CITY HALL — When a 14-member commission begins the process of redrawing California’s legislative district boundaries next year, Santa Monica City Clerk Maria Stewart could be among those calling the shots.

Stewart is one of the 36 remaining candidates for a seat on the commission out of a field of nearly 30,000 who applied (4,500 applicants followed through by submitting a supplemental application and obtaining letters of recommendation, according to the commission’s website).

Stewart is one of 12 remaining applicants eligible for the commission’s four seats reserved for people not affiliated with either of the two major political parties.

The first eight members of the commission (three Democrats, three Republicans and two people not affiliated with either party) will be selected randomly from among the 36 candidates today by the state auditor. The first eight members will then have until the end of the year to select the other six members. The commission’s final makeup will be five Democrats, five Republicans and four people from neither party.
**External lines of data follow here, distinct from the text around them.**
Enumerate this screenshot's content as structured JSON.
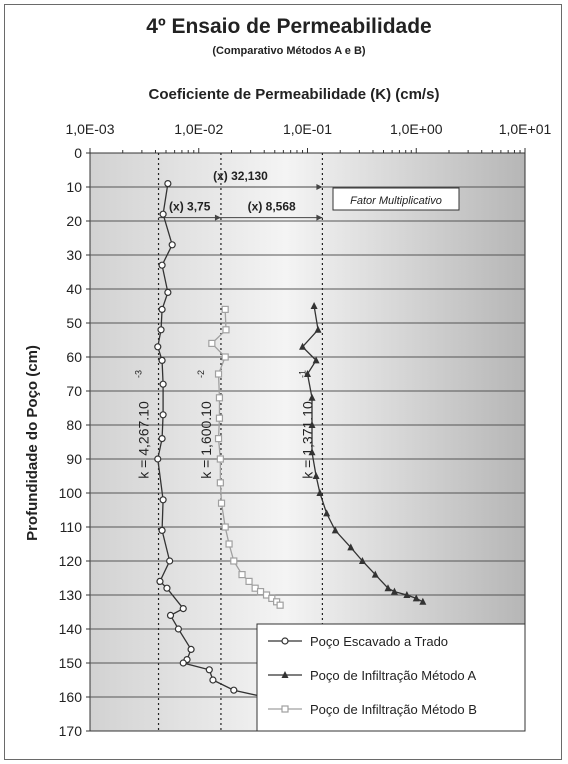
{
  "chart_data": {
    "type": "scatter",
    "title": "4º Ensaio de Permeabilidade",
    "subtitle": "(Comparativo Métodos A e B)",
    "xlabel": "Coeficiente de Permeabilidade (K) (cm/s)",
    "ylabel": "Profundidade do Poço (cm)",
    "x_scale": "log",
    "x_ticks": [
      "1,0E-03",
      "1,0E-02",
      "1,0E-01",
      "1,0E+00",
      "1,0E+01"
    ],
    "x_tick_values": [
      0.001,
      0.01,
      0.1,
      1,
      10
    ],
    "y_ticks": [
      0,
      10,
      20,
      30,
      40,
      50,
      60,
      70,
      80,
      90,
      100,
      110,
      120,
      130,
      140,
      150,
      160,
      170
    ],
    "xlim": [
      0.001,
      10
    ],
    "ylim": [
      0,
      170
    ],
    "y_inverted": true,
    "grid": "horizontal",
    "legend_position": "bottom-right",
    "series": [
      {
        "name": "Poço Escavado a Trado",
        "color": "#333333",
        "marker": "circle",
        "points": [
          [
            0.0052,
            9
          ],
          [
            0.0047,
            18
          ],
          [
            0.0057,
            27
          ],
          [
            0.0046,
            33
          ],
          [
            0.0052,
            41
          ],
          [
            0.0046,
            46
          ],
          [
            0.0045,
            52
          ],
          [
            0.0042,
            57
          ],
          [
            0.0046,
            61
          ],
          [
            0.0047,
            68
          ],
          [
            0.0047,
            77
          ],
          [
            0.0046,
            84
          ],
          [
            0.0042,
            90
          ],
          [
            0.0047,
            102
          ],
          [
            0.0046,
            111
          ],
          [
            0.0054,
            120
          ],
          [
            0.0044,
            126
          ],
          [
            0.0051,
            128
          ],
          [
            0.0072,
            134
          ],
          [
            0.0055,
            136
          ],
          [
            0.0065,
            140
          ],
          [
            0.0085,
            146
          ],
          [
            0.0078,
            149
          ],
          [
            0.0072,
            150
          ],
          [
            0.0125,
            152
          ],
          [
            0.0135,
            155
          ],
          [
            0.021,
            158
          ],
          [
            0.04,
            160
          ]
        ]
      },
      {
        "name": "Poço de Infiltração Método A",
        "color": "#333333",
        "marker": "triangle",
        "points": [
          [
            0.115,
            45
          ],
          [
            0.125,
            52
          ],
          [
            0.09,
            57
          ],
          [
            0.12,
            61
          ],
          [
            0.1,
            65
          ],
          [
            0.11,
            72
          ],
          [
            0.11,
            80
          ],
          [
            0.11,
            88
          ],
          [
            0.12,
            95
          ],
          [
            0.13,
            100
          ],
          [
            0.15,
            106
          ],
          [
            0.18,
            111
          ],
          [
            0.25,
            116
          ],
          [
            0.32,
            120
          ],
          [
            0.42,
            124
          ],
          [
            0.55,
            128
          ],
          [
            0.63,
            129
          ],
          [
            0.82,
            130
          ],
          [
            1.0,
            131
          ],
          [
            1.15,
            132
          ]
        ]
      },
      {
        "name": "Poço de Infiltração Método B",
        "color": "#a0a0a0",
        "marker": "square",
        "points": [
          [
            0.0175,
            46
          ],
          [
            0.0178,
            52
          ],
          [
            0.0132,
            56
          ],
          [
            0.0175,
            60
          ],
          [
            0.0152,
            65
          ],
          [
            0.0155,
            72
          ],
          [
            0.0155,
            78
          ],
          [
            0.0152,
            84
          ],
          [
            0.0158,
            90
          ],
          [
            0.0158,
            97
          ],
          [
            0.0162,
            103
          ],
          [
            0.0175,
            110
          ],
          [
            0.019,
            115
          ],
          [
            0.021,
            120
          ],
          [
            0.025,
            124
          ],
          [
            0.029,
            126
          ],
          [
            0.033,
            128
          ],
          [
            0.037,
            129
          ],
          [
            0.042,
            130
          ],
          [
            0.047,
            131
          ],
          [
            0.052,
            132
          ],
          [
            0.056,
            133
          ]
        ]
      }
    ],
    "mean_lines": [
      {
        "value": 0.004267,
        "label": "k = 4,267.10",
        "exponent": "-3"
      },
      {
        "value": 0.016,
        "label": "k = 1,600.10",
        "exponent": "-2"
      },
      {
        "value": 0.1371,
        "label": "k = 1,371.10",
        "exponent": "-1"
      }
    ],
    "annotations": [
      {
        "text": "(x) 32,130",
        "from": 0.004267,
        "to": 0.1371,
        "depth": 10
      },
      {
        "text": "(x) 3,75",
        "from": 0.004267,
        "to": 0.016,
        "depth": 19
      },
      {
        "text": "(x) 8,568",
        "from": 0.016,
        "to": 0.1371,
        "depth": 19
      }
    ],
    "callout": "Fator Multiplicativo"
  }
}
“Given the number of applicants, it’s a little bit overwhelming. I’m really honored that I have made it this far and I hope that if I’m selected I will do a good job for them,” Stewart said on Wednesday.
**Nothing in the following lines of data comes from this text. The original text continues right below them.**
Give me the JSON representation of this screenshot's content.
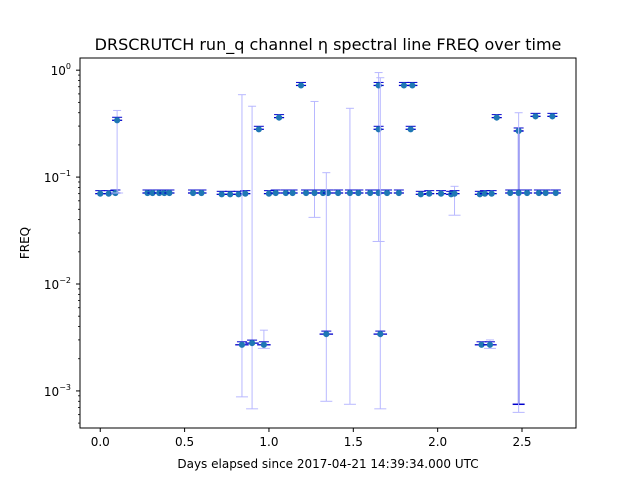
{
  "chart_data": {
    "type": "scatter",
    "title": "DRSCRUTCH run_q channel η spectral line FREQ over time",
    "xlabel": "Days elapsed since 2017-04-21 14:39:34.000 UTC",
    "ylabel": "FREQ",
    "xlim": [
      -0.12,
      2.82
    ],
    "ylim": [
      0.00045,
      1.3
    ],
    "yscale": "log",
    "grid": false,
    "x_ticks": [
      {
        "value": 0.0,
        "label": "0.0"
      },
      {
        "value": 0.5,
        "label": "0.5"
      },
      {
        "value": 1.0,
        "label": "1.0"
      },
      {
        "value": 1.5,
        "label": "1.5"
      },
      {
        "value": 2.0,
        "label": "2.0"
      },
      {
        "value": 2.5,
        "label": "2.5"
      }
    ],
    "y_ticks": [
      {
        "value": 0.001,
        "base": "10",
        "exp": "−3"
      },
      {
        "value": 0.01,
        "base": "10",
        "exp": "−2"
      },
      {
        "value": 0.1,
        "base": "10",
        "exp": "−1"
      },
      {
        "value": 1,
        "base": "10",
        "exp": "0"
      }
    ],
    "colors": {
      "marker": "#1f77b4",
      "bar": "#0000cc",
      "error": "#b8b8ff"
    },
    "points": [
      {
        "x": 0.0,
        "y": 0.07,
        "xerr": 0.03
      },
      {
        "x": 0.05,
        "y": 0.07,
        "xerr": 0.03
      },
      {
        "x": 0.09,
        "y": 0.071,
        "xerr": 0.03
      },
      {
        "x": 0.1,
        "y": 0.34,
        "xerr": 0.03,
        "lo": 0.071,
        "hi": 0.42
      },
      {
        "x": 0.28,
        "y": 0.071,
        "xerr": 0.03
      },
      {
        "x": 0.31,
        "y": 0.071,
        "xerr": 0.03
      },
      {
        "x": 0.35,
        "y": 0.071,
        "xerr": 0.03
      },
      {
        "x": 0.38,
        "y": 0.071,
        "xerr": 0.03
      },
      {
        "x": 0.41,
        "y": 0.071,
        "xerr": 0.03
      },
      {
        "x": 0.55,
        "y": 0.071,
        "xerr": 0.03
      },
      {
        "x": 0.6,
        "y": 0.071,
        "xerr": 0.03
      },
      {
        "x": 0.72,
        "y": 0.069,
        "xerr": 0.03
      },
      {
        "x": 0.77,
        "y": 0.069,
        "xerr": 0.03
      },
      {
        "x": 0.82,
        "y": 0.069,
        "xerr": 0.03
      },
      {
        "x": 0.86,
        "y": 0.07,
        "xerr": 0.03
      },
      {
        "x": 0.84,
        "y": 0.0027,
        "xerr": 0.04,
        "lo": 0.00088,
        "hi": 0.59
      },
      {
        "x": 0.9,
        "y": 0.0028,
        "xerr": 0.04,
        "lo": 0.00068,
        "hi": 0.46
      },
      {
        "x": 0.97,
        "y": 0.0027,
        "xerr": 0.04,
        "lo": 0.0025,
        "hi": 0.0037
      },
      {
        "x": 0.94,
        "y": 0.28,
        "xerr": 0.03
      },
      {
        "x": 1.06,
        "y": 0.36,
        "xerr": 0.03
      },
      {
        "x": 1.0,
        "y": 0.07,
        "xerr": 0.03
      },
      {
        "x": 1.04,
        "y": 0.071,
        "xerr": 0.03
      },
      {
        "x": 1.1,
        "y": 0.071,
        "xerr": 0.03
      },
      {
        "x": 1.14,
        "y": 0.071,
        "xerr": 0.03
      },
      {
        "x": 1.19,
        "y": 0.72,
        "xerr": 0.03
      },
      {
        "x": 1.22,
        "y": 0.071,
        "xerr": 0.03
      },
      {
        "x": 1.27,
        "y": 0.071,
        "xerr": 0.03,
        "lo": 0.042,
        "hi": 0.51
      },
      {
        "x": 1.32,
        "y": 0.071,
        "xerr": 0.03
      },
      {
        "x": 1.35,
        "y": 0.071,
        "xerr": 0.03
      },
      {
        "x": 1.34,
        "y": 0.0034,
        "xerr": 0.04,
        "lo": 0.0008,
        "hi": 0.11
      },
      {
        "x": 1.41,
        "y": 0.071,
        "xerr": 0.03
      },
      {
        "x": 1.48,
        "y": 0.071,
        "xerr": 0.03,
        "lo": 0.00075,
        "hi": 0.44
      },
      {
        "x": 1.53,
        "y": 0.071,
        "xerr": 0.03
      },
      {
        "x": 1.6,
        "y": 0.071,
        "xerr": 0.03
      },
      {
        "x": 1.65,
        "y": 0.071,
        "xerr": 0.03,
        "lo": 0.025,
        "hi": 0.95
      },
      {
        "x": 1.65,
        "y": 0.72,
        "xerr": 0.03
      },
      {
        "x": 1.65,
        "y": 0.28,
        "xerr": 0.03
      },
      {
        "x": 1.66,
        "y": 0.0034,
        "xerr": 0.04,
        "lo": 0.00068,
        "hi": 0.85
      },
      {
        "x": 1.7,
        "y": 0.071,
        "xerr": 0.03
      },
      {
        "x": 1.77,
        "y": 0.071,
        "xerr": 0.03
      },
      {
        "x": 1.8,
        "y": 0.72,
        "xerr": 0.03
      },
      {
        "x": 1.85,
        "y": 0.72,
        "xerr": 0.03
      },
      {
        "x": 1.84,
        "y": 0.28,
        "xerr": 0.03
      },
      {
        "x": 1.9,
        "y": 0.069,
        "xerr": 0.03
      },
      {
        "x": 1.95,
        "y": 0.07,
        "xerr": 0.03
      },
      {
        "x": 2.02,
        "y": 0.07,
        "xerr": 0.03
      },
      {
        "x": 2.08,
        "y": 0.069,
        "xerr": 0.03
      },
      {
        "x": 2.1,
        "y": 0.07,
        "xerr": 0.03,
        "lo": 0.044,
        "hi": 0.082
      },
      {
        "x": 2.25,
        "y": 0.069,
        "xerr": 0.03
      },
      {
        "x": 2.28,
        "y": 0.07,
        "xerr": 0.03
      },
      {
        "x": 2.32,
        "y": 0.07,
        "xerr": 0.03
      },
      {
        "x": 2.26,
        "y": 0.0027,
        "xerr": 0.04
      },
      {
        "x": 2.31,
        "y": 0.0027,
        "xerr": 0.04,
        "lo": 0.0025,
        "hi": 0.003
      },
      {
        "x": 2.35,
        "y": 0.36,
        "xerr": 0.03
      },
      {
        "x": 2.43,
        "y": 0.071,
        "xerr": 0.03
      },
      {
        "x": 2.48,
        "y": 0.27,
        "xerr": 0.03,
        "lo": 0.00075,
        "hi": 0.27,
        "strong": true
      },
      {
        "x": 2.48,
        "y": 0.071,
        "xerr": 0.03,
        "lo": 0.00063,
        "hi": 0.4
      },
      {
        "x": 2.53,
        "y": 0.071,
        "xerr": 0.03
      },
      {
        "x": 2.58,
        "y": 0.37,
        "xerr": 0.03
      },
      {
        "x": 2.6,
        "y": 0.071,
        "xerr": 0.03
      },
      {
        "x": 2.64,
        "y": 0.071,
        "xerr": 0.03
      },
      {
        "x": 2.68,
        "y": 0.37,
        "xerr": 0.03
      },
      {
        "x": 2.7,
        "y": 0.071,
        "xerr": 0.03
      }
    ]
  }
}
The commission was established in 2008 when voters approved Proposition 11, the Voters First Act, which shifted the responsibility for who draws the political boundaries for the California Senate, Assembly and Board of Equalization districts from lawmakers to a new 14-member commission.

Redistricting for state legislative districts is set to begin early next year. This month, voters approved Prop. 20, which added the task of adjusting the boundary lines for the state’s Congressional districts to the commission’s responsibilities.
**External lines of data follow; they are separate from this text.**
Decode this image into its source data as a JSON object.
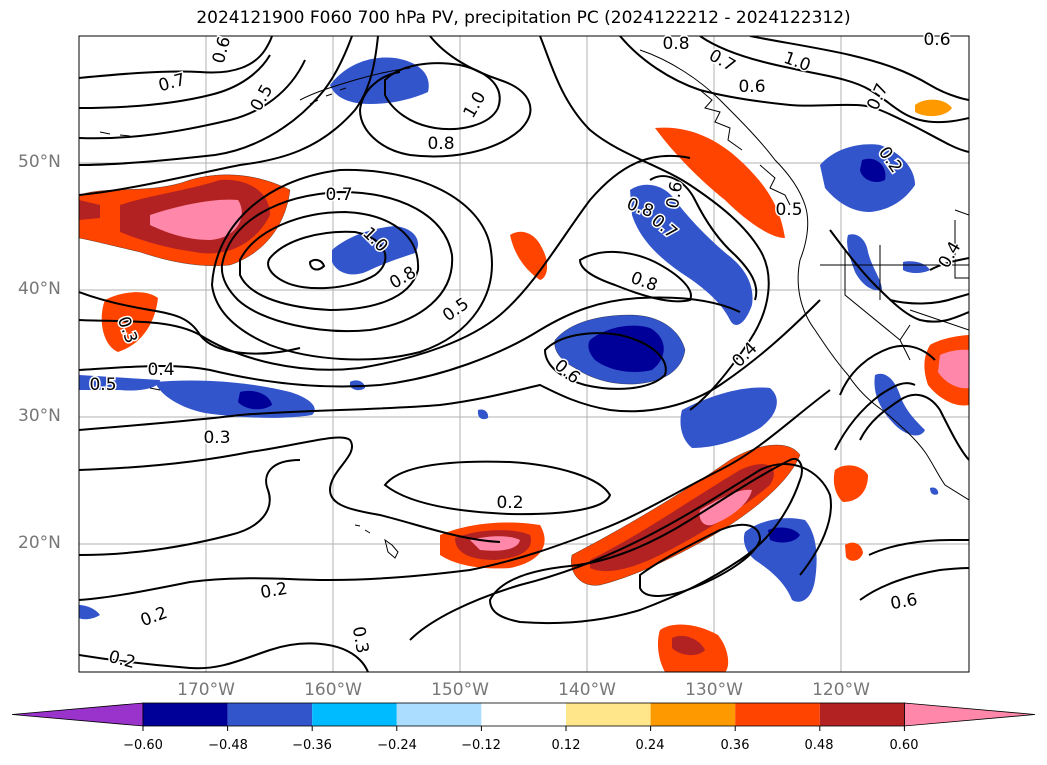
{
  "title": "2024121900 F060 700 hPa PV, precipitation PC (2024122212 - 2024122312)",
  "lat_labels": [
    "50°N",
    "40°N",
    "30°N",
    "20°N"
  ],
  "lon_labels": [
    "170°W",
    "160°W",
    "150°W",
    "140°W",
    "130°W",
    "120°W"
  ],
  "colorbar": {
    "ticks": [
      "−0.60",
      "−0.48",
      "−0.36",
      "−0.24",
      "−0.12",
      "0.12",
      "0.24",
      "0.36",
      "0.48",
      "0.60"
    ],
    "colors": [
      "#9933cc",
      "#000099",
      "#3355cc",
      "#00bbff",
      "#aaddff",
      "#ffffff",
      "#ffe68a",
      "#ff9900",
      "#ff4400",
      "#b22222",
      "#ff88aa",
      "#ff88aa"
    ]
  },
  "contour_labels": [
    "0.7",
    "0.5",
    "0.6",
    "1.0",
    "0.8",
    "0.7",
    "1.0",
    "0.8",
    "0.5",
    "0.4",
    "0.3",
    "0.5",
    "0.3",
    "0.2",
    "0.2",
    "0.2",
    "0.2",
    "0.3",
    "0.6",
    "0.4",
    "0.8",
    "0.7",
    "0.6",
    "0.6",
    "0.8",
    "0.7",
    "1.0",
    "0.8",
    "0.7",
    "0.5",
    "0.6",
    "0.4",
    "0.2",
    "0.6",
    "0.7",
    "0.5"
  ]
}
Stewart received letters of recommendation to serve on the commission, formally known as the California Citizens Redistricting Commission, from City Councilman Richard Bloom and former city manager Lamont Ewell.

Although she was hired in 1995 by the Santa Monica City Council, lawyers for the commission have found it would not represent a conflict of interest for Stewart to retain her job as city clerk while sitting on the commission.

Under the city’s charter, Stewart is not an “at will” employee who serves at the council’s pleasure, like the other two employees hired directly by the council, City Manager Rod Gould and City Attorney Marsha Moutrie, are. Rather, she is a classified employee who could only be dismissed for cause, according to a memo by Steven Benito Russo, the commission’s chief of investigations. As a classified employee who enjoys regular civil servant employment protections, her role at City Hall doesn’t conflict with the politically sensitive duties of commission members, the memo stated.

The position comes with a $300 per day stipend. With most of the commission’s work expected to take place on weekends, Stewart said if she’s selected she won’t ask for a leave of absence.

In citing her qualifications to sit on the commission, Stewart referenced her experience in the early 1990s when she was Pasadena’s city clerk and she worked on an overhaul of the city’s seven voting districts.

“I think it’s really exciting. It’s the first time this is going to happen,” she said of the statewide commission’s work. “I hope that the work of the commission, whoever the members end up being, is a good thing for the voters of California.”